В посёлке Тосно я встретился с такими людьми. Показал им один из своих сувениров. Не тот, что мне подарила Сифиль, этот подарок я готов был продать только в крайнем случае, или предпочитал не думать о том, что когда-нибудь это надо будет сделать. А второй. Суть его была проста — показывать пространственную голограмму с разнообразными трёхмерными картинками. Безделушка для мира будущего — но очень необычный артефакт для этого мира.

Способности безделушки 31 века я продемонстрировал покупателям. Один из них, главный и мажорный, был заметно удивлён товаром, но старался не показывать виду:

— И что ты хочешь за эту хрень?

— Пять тысяч, — сказал я.

— Иди ты! И тысячи я не дам за такое. Где-то на помойке раскопал — и стараешься сбыть подороже?..

Я вздохнул — продажа обещала быть долгой и утомительной. Мне пришлось нагло врать и удивительно детально рассказывать историю обнаружения такой вещи под тяжёлыми бомбежками, с невероятным риском для жизни и здоровья. Наконец, я намекнул, что этот предмет может быть в равной степени новым технологическим прорывом империалистов, так и инопланетной неизведанной штучкой, невесть оказавшейся в горячей зоне. В итоге мы сошлись на полторах тысячах рублей. Я понимал, что этот 'сувенир' они легко продадут за десять тысяч, но торговаться я мне надоело, да и предложенная сумма меня устраивала.

После продажи, я смог приобрести сколько-нибудь нормальной одежды, обуви, наконец, покушать хорошо, сходить в баню, где я целый час отмывался, купить кое-каких лекарств от поноса и дисбактериоза. Всё это мне обошлось примерно в 400 рублей.

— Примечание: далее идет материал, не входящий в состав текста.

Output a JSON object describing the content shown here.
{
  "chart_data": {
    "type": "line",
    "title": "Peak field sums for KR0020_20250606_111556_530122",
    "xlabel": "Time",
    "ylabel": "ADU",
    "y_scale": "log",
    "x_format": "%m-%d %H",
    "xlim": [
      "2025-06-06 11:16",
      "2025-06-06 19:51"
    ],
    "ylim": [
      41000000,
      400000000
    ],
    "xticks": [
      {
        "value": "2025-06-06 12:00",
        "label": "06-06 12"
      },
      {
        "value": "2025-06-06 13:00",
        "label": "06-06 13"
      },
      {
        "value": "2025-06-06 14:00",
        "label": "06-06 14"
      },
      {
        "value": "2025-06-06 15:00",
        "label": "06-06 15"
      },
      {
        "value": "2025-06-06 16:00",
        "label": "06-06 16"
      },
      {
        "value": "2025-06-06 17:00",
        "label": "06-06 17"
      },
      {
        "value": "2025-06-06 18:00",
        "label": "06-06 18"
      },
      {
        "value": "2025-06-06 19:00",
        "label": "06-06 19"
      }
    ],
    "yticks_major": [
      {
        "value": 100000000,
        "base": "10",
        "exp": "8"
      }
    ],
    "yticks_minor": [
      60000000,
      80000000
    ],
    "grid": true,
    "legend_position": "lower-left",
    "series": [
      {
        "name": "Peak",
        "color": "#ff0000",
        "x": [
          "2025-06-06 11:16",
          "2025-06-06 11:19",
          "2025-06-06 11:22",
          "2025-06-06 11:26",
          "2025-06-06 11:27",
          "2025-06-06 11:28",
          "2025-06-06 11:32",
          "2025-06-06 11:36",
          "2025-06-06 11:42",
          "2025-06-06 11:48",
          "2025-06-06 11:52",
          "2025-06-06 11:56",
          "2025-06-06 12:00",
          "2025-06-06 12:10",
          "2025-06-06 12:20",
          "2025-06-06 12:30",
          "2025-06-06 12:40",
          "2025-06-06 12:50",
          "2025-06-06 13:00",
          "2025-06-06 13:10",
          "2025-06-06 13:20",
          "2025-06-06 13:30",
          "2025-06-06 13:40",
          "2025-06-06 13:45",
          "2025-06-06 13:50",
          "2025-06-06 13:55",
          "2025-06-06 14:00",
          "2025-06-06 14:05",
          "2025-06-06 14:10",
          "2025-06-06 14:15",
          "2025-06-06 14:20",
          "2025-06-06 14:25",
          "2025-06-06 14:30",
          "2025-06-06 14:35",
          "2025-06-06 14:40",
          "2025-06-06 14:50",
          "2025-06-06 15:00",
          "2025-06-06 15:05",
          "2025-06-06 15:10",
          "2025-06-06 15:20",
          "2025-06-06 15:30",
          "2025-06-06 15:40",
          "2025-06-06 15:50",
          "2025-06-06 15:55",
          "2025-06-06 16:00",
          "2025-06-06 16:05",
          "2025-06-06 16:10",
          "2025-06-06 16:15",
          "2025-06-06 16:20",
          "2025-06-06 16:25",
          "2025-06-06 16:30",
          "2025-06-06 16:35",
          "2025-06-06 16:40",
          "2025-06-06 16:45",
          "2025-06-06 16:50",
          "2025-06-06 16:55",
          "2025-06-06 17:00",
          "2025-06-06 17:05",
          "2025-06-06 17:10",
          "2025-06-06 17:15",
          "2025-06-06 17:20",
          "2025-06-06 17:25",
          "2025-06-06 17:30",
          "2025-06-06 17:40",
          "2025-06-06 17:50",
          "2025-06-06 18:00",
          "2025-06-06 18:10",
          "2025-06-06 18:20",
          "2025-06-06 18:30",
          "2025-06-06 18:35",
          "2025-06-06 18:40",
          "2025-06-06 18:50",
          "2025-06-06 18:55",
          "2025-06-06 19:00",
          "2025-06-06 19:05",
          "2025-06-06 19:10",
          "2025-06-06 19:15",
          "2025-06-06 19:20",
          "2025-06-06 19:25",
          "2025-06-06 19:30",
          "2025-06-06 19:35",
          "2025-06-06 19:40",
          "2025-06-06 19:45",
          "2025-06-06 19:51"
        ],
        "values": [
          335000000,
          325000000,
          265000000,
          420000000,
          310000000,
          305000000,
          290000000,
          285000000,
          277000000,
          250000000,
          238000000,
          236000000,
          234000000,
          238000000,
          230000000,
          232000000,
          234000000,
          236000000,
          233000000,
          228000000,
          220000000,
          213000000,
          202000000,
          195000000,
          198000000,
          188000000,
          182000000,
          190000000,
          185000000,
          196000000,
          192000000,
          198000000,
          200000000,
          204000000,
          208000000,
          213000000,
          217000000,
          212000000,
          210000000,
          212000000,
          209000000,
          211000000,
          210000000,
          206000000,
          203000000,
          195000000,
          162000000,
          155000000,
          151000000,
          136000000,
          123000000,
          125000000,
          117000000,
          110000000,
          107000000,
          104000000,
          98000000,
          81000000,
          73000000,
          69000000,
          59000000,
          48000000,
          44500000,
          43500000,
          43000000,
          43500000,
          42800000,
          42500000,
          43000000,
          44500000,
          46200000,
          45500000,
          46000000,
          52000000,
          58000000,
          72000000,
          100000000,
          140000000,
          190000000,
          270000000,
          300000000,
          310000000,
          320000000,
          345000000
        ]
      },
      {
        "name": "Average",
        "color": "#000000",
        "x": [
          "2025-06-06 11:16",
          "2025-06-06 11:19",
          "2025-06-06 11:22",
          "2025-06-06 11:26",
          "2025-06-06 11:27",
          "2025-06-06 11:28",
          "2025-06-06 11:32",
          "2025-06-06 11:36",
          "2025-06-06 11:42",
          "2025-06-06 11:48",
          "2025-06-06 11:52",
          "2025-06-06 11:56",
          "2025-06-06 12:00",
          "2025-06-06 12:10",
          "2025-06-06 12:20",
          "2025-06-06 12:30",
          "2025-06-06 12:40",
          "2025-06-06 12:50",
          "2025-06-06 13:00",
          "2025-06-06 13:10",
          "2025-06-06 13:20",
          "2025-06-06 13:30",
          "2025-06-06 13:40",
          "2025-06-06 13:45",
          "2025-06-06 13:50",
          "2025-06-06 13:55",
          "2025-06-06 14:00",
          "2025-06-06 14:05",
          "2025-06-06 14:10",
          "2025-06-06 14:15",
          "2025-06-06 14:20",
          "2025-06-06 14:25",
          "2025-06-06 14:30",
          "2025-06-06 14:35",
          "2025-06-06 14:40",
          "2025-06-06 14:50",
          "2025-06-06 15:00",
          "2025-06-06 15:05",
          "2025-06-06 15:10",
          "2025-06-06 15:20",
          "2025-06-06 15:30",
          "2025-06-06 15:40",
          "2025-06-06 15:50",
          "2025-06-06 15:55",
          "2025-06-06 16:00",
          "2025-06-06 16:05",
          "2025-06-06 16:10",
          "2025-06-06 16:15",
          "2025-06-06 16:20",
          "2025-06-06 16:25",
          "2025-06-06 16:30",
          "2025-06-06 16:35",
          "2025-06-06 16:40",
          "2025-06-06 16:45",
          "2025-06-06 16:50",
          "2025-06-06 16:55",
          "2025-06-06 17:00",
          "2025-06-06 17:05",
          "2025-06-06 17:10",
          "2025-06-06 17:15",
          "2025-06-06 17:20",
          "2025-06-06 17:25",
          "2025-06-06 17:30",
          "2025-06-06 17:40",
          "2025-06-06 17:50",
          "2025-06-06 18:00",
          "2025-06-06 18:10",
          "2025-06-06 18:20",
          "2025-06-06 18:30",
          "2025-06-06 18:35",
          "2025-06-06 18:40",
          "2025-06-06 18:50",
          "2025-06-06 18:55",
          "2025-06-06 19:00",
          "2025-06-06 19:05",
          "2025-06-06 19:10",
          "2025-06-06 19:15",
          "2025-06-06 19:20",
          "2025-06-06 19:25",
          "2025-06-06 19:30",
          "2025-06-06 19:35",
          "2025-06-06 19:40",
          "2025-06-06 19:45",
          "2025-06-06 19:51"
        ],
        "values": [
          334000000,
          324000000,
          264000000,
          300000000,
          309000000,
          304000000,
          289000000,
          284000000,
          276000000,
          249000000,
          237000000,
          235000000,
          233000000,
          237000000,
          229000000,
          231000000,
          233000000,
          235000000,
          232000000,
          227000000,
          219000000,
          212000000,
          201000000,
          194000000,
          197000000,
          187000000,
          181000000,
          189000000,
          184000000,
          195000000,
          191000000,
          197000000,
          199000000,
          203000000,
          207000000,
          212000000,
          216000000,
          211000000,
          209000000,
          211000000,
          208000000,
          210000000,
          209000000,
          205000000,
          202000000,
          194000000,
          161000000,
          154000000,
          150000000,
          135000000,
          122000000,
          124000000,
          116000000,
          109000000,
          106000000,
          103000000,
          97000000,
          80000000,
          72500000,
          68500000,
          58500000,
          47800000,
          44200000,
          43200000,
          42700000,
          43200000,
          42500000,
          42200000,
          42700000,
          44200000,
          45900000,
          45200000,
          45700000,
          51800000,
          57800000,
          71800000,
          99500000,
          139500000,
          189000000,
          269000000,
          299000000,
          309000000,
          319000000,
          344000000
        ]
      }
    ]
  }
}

Все беженцы, кто потерял кров, не имел родных и не любил бомжевать, спать на вокзалах, в заброшенных домах и на скамейках, отправлялись в центральную Россию, подальше от фронта, в надежде, что там что-то перепадёт, найдётся место, работа, а там уж и выкрутиться можно будет. Рабочая сила была нужна везде, тем более, в тылу — на заводах, на различных предприятиях. Конечно, с меня спросят, почему не в армии, почему не на фронте, и это создавало кое-какие неудобства. Объяснять что моё место, так или иначе, занято, причём собственным сыном, выглядело далеко не просто; что мне на самом деле 55 лет… не смотрите, что так молодо выгляжу — внешность, знаете, обманчива… Такое объяснение казалось нелепым. Говорить правду, о злом роке, который меня сначала отправил в одно примечательное место, но потом выкинул в это, проклятое Богом, было наивно-бессмысленно. Поэтому на сортировочном узле я просто сел в пустой товарняк, который катил порожняком на юго-восток и думал о своём относительно недалёком будущем…

А поезд тихонько катил по железной дороге, монотонно постукивая по рельсам.